The Emma J. Harvat and Mary E. Stach House, also known as the De Saint Victor House, was the home of Emma J. Harvat, who was the first female mayor of Iowa City, Iowa and the first female leader of a U.S. city with a population greater than 10,000. Harvat was a successful businesswoman who had become financially independent and retired to Iowa City at the age of 43. After arriving there she became partner in another business venture with Mary (May) Stach, establishing Harvat and Stach to sell women's clothing. Harvat and Stach had the house on Davenport Street built for them in 1919. The house was designed by Iowa City architect Orville H. Carpenter, incorporating a variety of historical revival styles, dominated by Colonial Revival.

==Description==
The two-story wood-frame house is arranged as a compact rectangular mass, with a hipped rof. The entrance is centered on the front facade with an arched porch framing an arched transom over the front door, which is flanked by sidelights. The front (south) comprises three bays with wide sash windows in a 15-over-1 pattern and a centered projecting bay window over the front door. The roof features two hipped dormers. The house is sheathed in narrow clapboards and rests on a brick foundation. An extension on the east houses a sun room.

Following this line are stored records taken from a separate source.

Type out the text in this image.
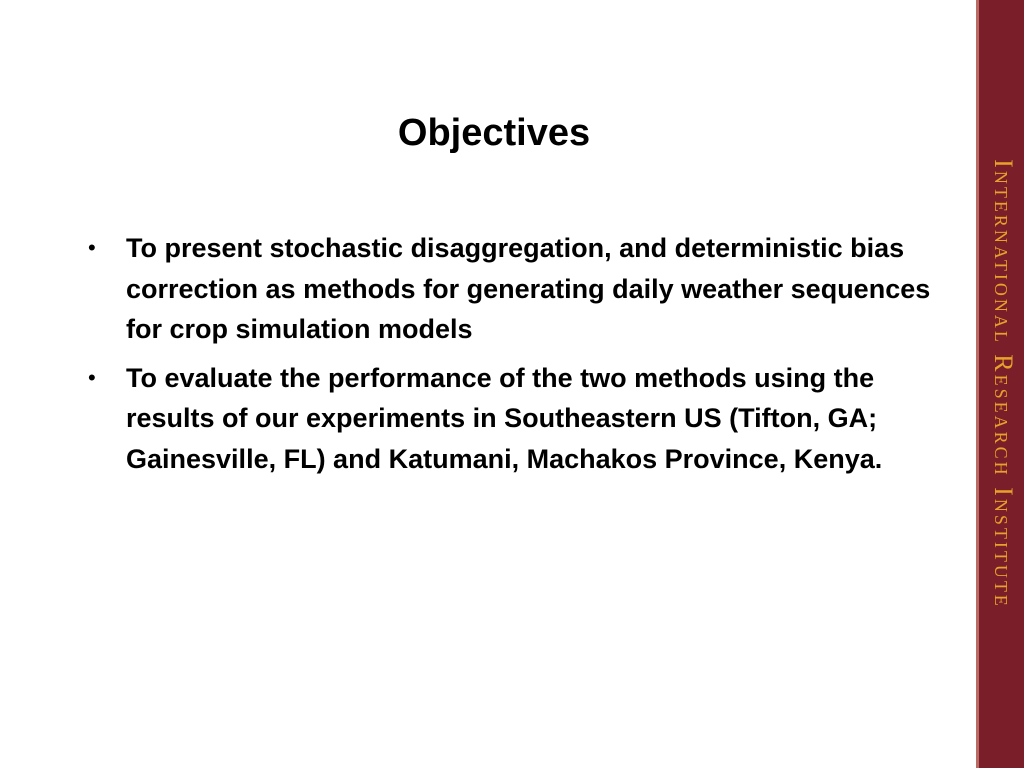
Objectives
• To present stochastic disaggregation, and deterministic bias correction as methods for generating daily weather sequences for crop simulation models
• To evaluate the performance of the two methods using the results of our experiments in Southeastern US (Tifton, GA; Gainesville, FL) and Katumani, Machakos Province, Kenya.	International Research Institute
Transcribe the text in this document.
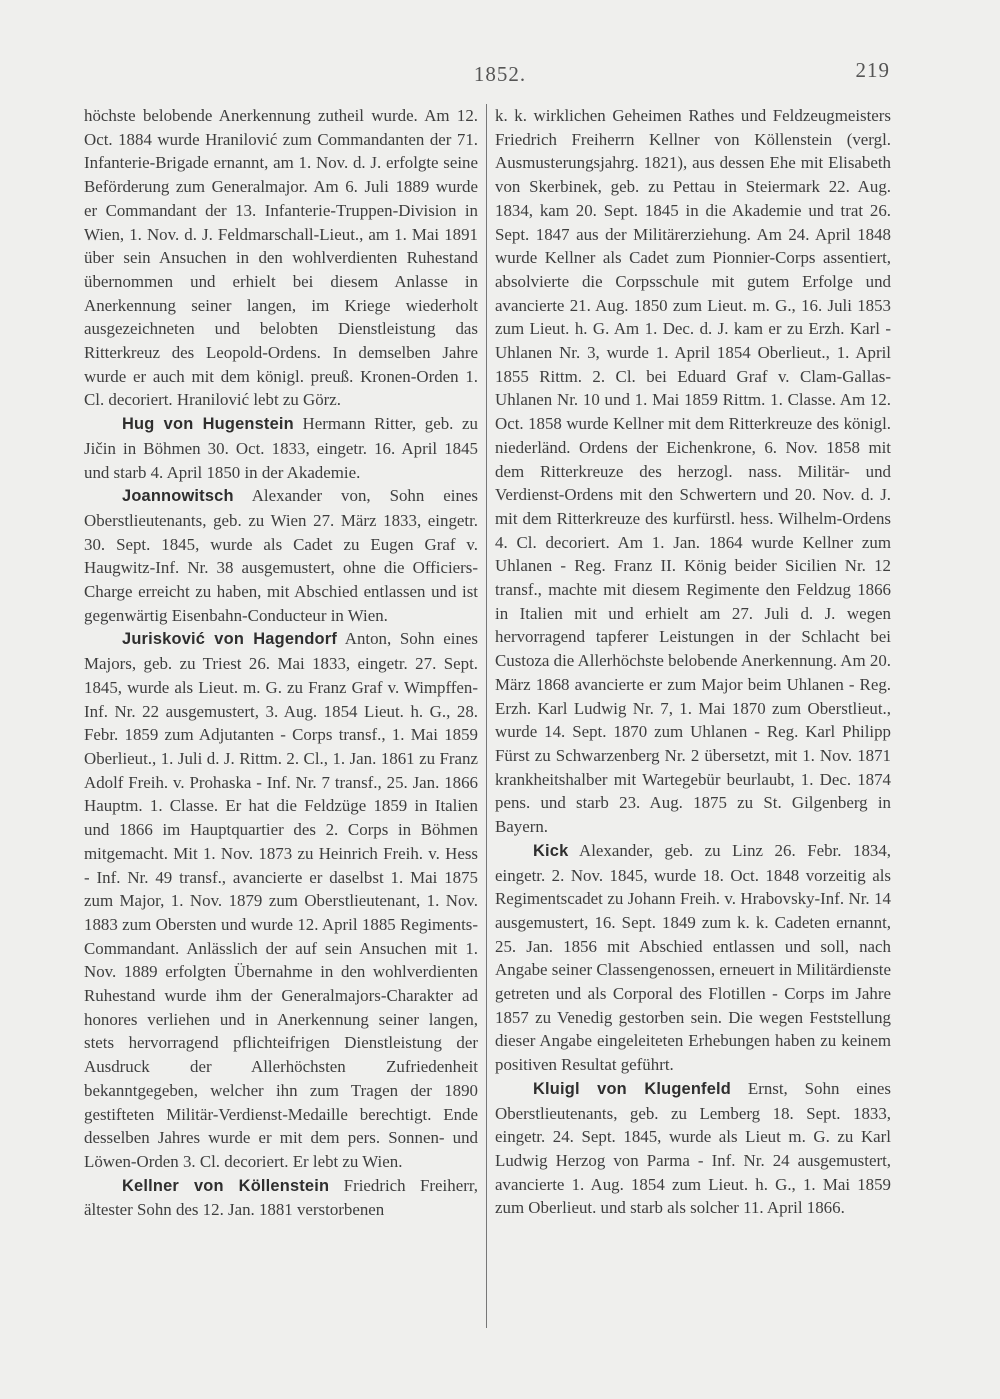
1852.	219

höchste belobende Anerkennung zutheil wurde. Am 12. Oct. 1884 wurde Hranilović zum Commandanten der 71. Infanterie-Brigade ernannt, am 1. Nov. d. J. erfolgte seine Beförderung zum Generalmajor. Am 6. Juli 1889 wurde er Commandant der 13. Infanterie-Truppen-Division in Wien, 1. Nov. d. J. Feldmarschall-Lieut., am 1. Mai 1891 über sein Ansuchen in den wohlverdienten Ruhestand übernommen und erhielt bei diesem Anlasse in Anerkennung seiner langen, im Kriege wiederholt ausgezeichneten und belobten Dienstleistung das Ritterkreuz des Leopold-Ordens. In demselben Jahre wurde er auch mit dem königl. preuß. Kronen-Orden 1. Cl. decoriert. Hranilović lebt zu Görz.

Hug von Hugenstein Hermann Ritter, geb. zu Jičin in Böhmen 30. Oct. 1833, eingetr. 16. April 1845 und starb 4. April 1850 in der Akademie.

Joannowitsch Alexander von, Sohn eines Oberstlieutenants, geb. zu Wien 27. März 1833, eingetr. 30. Sept. 1845, wurde als Cadet zu Eugen Graf v. Haugwitz-Inf. Nr. 38 ausgemustert, ohne die Officiers-Charge erreicht zu haben, mit Abschied entlassen und ist gegenwärtig Eisenbahn-Conducteur in Wien.

Jurisković von Hagendorf Anton, Sohn eines Majors, geb. zu Triest 26. Mai 1833, eingetr. 27. Sept. 1845, wurde als Lieut. m. G. zu Franz Graf v. Wimpffen-Inf. Nr. 22 ausgemustert, 3. Aug. 1854 Lieut. h. G., 28. Febr. 1859 zum Adjutanten - Corps transf., 1. Mai 1859 Oberlieut., 1. Juli d. J. Rittm. 2. Cl., 1. Jan. 1861 zu Franz Adolf Freih. v. Prohaska - Inf. Nr. 7 transf., 25. Jan. 1866 Hauptm. 1. Classe. Er hat die Feldzüge 1859 in Italien und 1866 im Hauptquartier des 2. Corps in Böhmen mitgemacht. Mit 1. Nov. 1873 zu Heinrich Freih. v. Hess - Inf. Nr. 49 transf., avancierte er daselbst 1. Mai 1875 zum Major, 1. Nov. 1879 zum Oberstlieutenant, 1. Nov. 1883 zum Obersten und wurde 12. April 1885 Regiments-Commandant. Anlässlich der auf sein Ansuchen mit 1. Nov. 1889 erfolgten Übernahme in den wohlverdienten Ruhestand wurde ihm der Generalmajors-Charakter ad honores verliehen und in Anerkennung seiner langen, stets hervorragend pflichteifrigen Dienstleistung der Ausdruck der Allerhöchsten Zufriedenheit bekanntgegeben, welcher ihn zum Tragen der 1890 gestifteten Militär-Verdienst-Medaille berechtigt. Ende desselben Jahres wurde er mit dem pers. Sonnen- und Löwen-Orden 3. Cl. decoriert. Er lebt zu Wien.

Kellner von Köllenstein Friedrich Freiherr, ältester Sohn des 12. Jan. 1881 verstorbenen

k. k. wirklichen Geheimen Rathes und Feldzeugmeisters Friedrich Freiherrn Kellner von Köllenstein (vergl. Ausmusterungsjahrg. 1821), aus dessen Ehe mit Elisabeth von Skerbinek, geb. zu Pettau in Steiermark 22. Aug. 1834, kam 20. Sept. 1845 in die Akademie und trat 26. Sept. 1847 aus der Militärerziehung. Am 24. April 1848 wurde Kellner als Cadet zum Pionnier-Corps assentiert, absolvierte die Corpsschule mit gutem Erfolge und avancierte 21. Aug. 1850 zum Lieut. m. G., 16. Juli 1853 zum Lieut. h. G. Am 1. Dec. d. J. kam er zu Erzh. Karl - Uhlanen Nr. 3, wurde 1. April 1854 Oberlieut., 1. April 1855 Rittm. 2. Cl. bei Eduard Graf v. Clam-Gallas-Uhlanen Nr. 10 und 1. Mai 1859 Rittm. 1. Classe. Am 12. Oct. 1858 wurde Kellner mit dem Ritterkreuze des königl. niederländ. Ordens der Eichenkrone, 6. Nov. 1858 mit dem Ritterkreuze des herzogl. nass. Militär- und Verdienst-Ordens mit den Schwertern und 20. Nov. d. J. mit dem Ritterkreuze des kurfürstl. hess. Wilhelm-Ordens 4. Cl. decoriert. Am 1. Jan. 1864 wurde Kellner zum Uhlanen - Reg. Franz II. König beider Sicilien Nr. 12 transf., machte mit diesem Regimente den Feldzug 1866 in Italien mit und erhielt am 27. Juli d. J. wegen hervorragend tapferer Leistungen in der Schlacht bei Custoza die Allerhöchste belobende Anerkennung. Am 20. März 1868 avancierte er zum Major beim Uhlanen - Reg. Erzh. Karl Ludwig Nr. 7, 1. Mai 1870 zum Oberstlieut., wurde 14. Sept. 1870 zum Uhlanen - Reg. Karl Philipp Fürst zu Schwarzenberg Nr. 2 übersetzt, mit 1. Nov. 1871 krankheitshalber mit Wartegebür beurlaubt, 1. Dec. 1874 pens. und starb 23. Aug. 1875 zu St. Gilgenberg in Bayern.

Kick Alexander, geb. zu Linz 26. Febr. 1834, eingetr. 2. Nov. 1845, wurde 18. Oct. 1848 vorzeitig als Regimentscadet zu Johann Freih. v. Hrabovsky-Inf. Nr. 14 ausgemustert, 16. Sept. 1849 zum k. k. Cadeten ernannt, 25. Jan. 1856 mit Abschied entlassen und soll, nach Angabe seiner Classengenossen, erneuert in Militärdienste getreten und als Corporal des Flotillen - Corps im Jahre 1857 zu Venedig gestorben sein. Die wegen Feststellung dieser Angabe eingeleiteten Erhebungen haben zu keinem positiven Resultat geführt.

Kluigl von Klugenfeld Ernst, Sohn eines Oberstlieutenants, geb. zu Lemberg 18. Sept. 1833, eingetr. 24. Sept. 1845, wurde als Lieut m. G. zu Karl Ludwig Herzog von Parma - Inf. Nr. 24 ausgemustert, avancierte 1. Aug. 1854 zum Lieut. h. G., 1. Mai 1859 zum Oberlieut. und starb als solcher 11. April 1866.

The interior is arranged around a central stair hall, with a vestibule and entry hall between the stairs and the front door. A dining room and a kitchen are to the left of the entry, from front to back, and front and back parlors on the right, with a study or breakfast room in the middle and the sun porch off the east side of the back parlor. The sun porch was originally to be unenclosed, and the back parlor was called the "sun parlor" on the original plans, though it was located on the northeast side of the house. The upstairs features four bedrooms and a bathroom, with one designated as a sleeping porch over the present back parlor on the original plans. The attic was not finished.

The Harvat-Stach House was individually listed on the National Register of Historic Places on May 11, 2000. In 2005 it and its garage were included as a contributing properties in the Gilbert-Linn Street Historic District.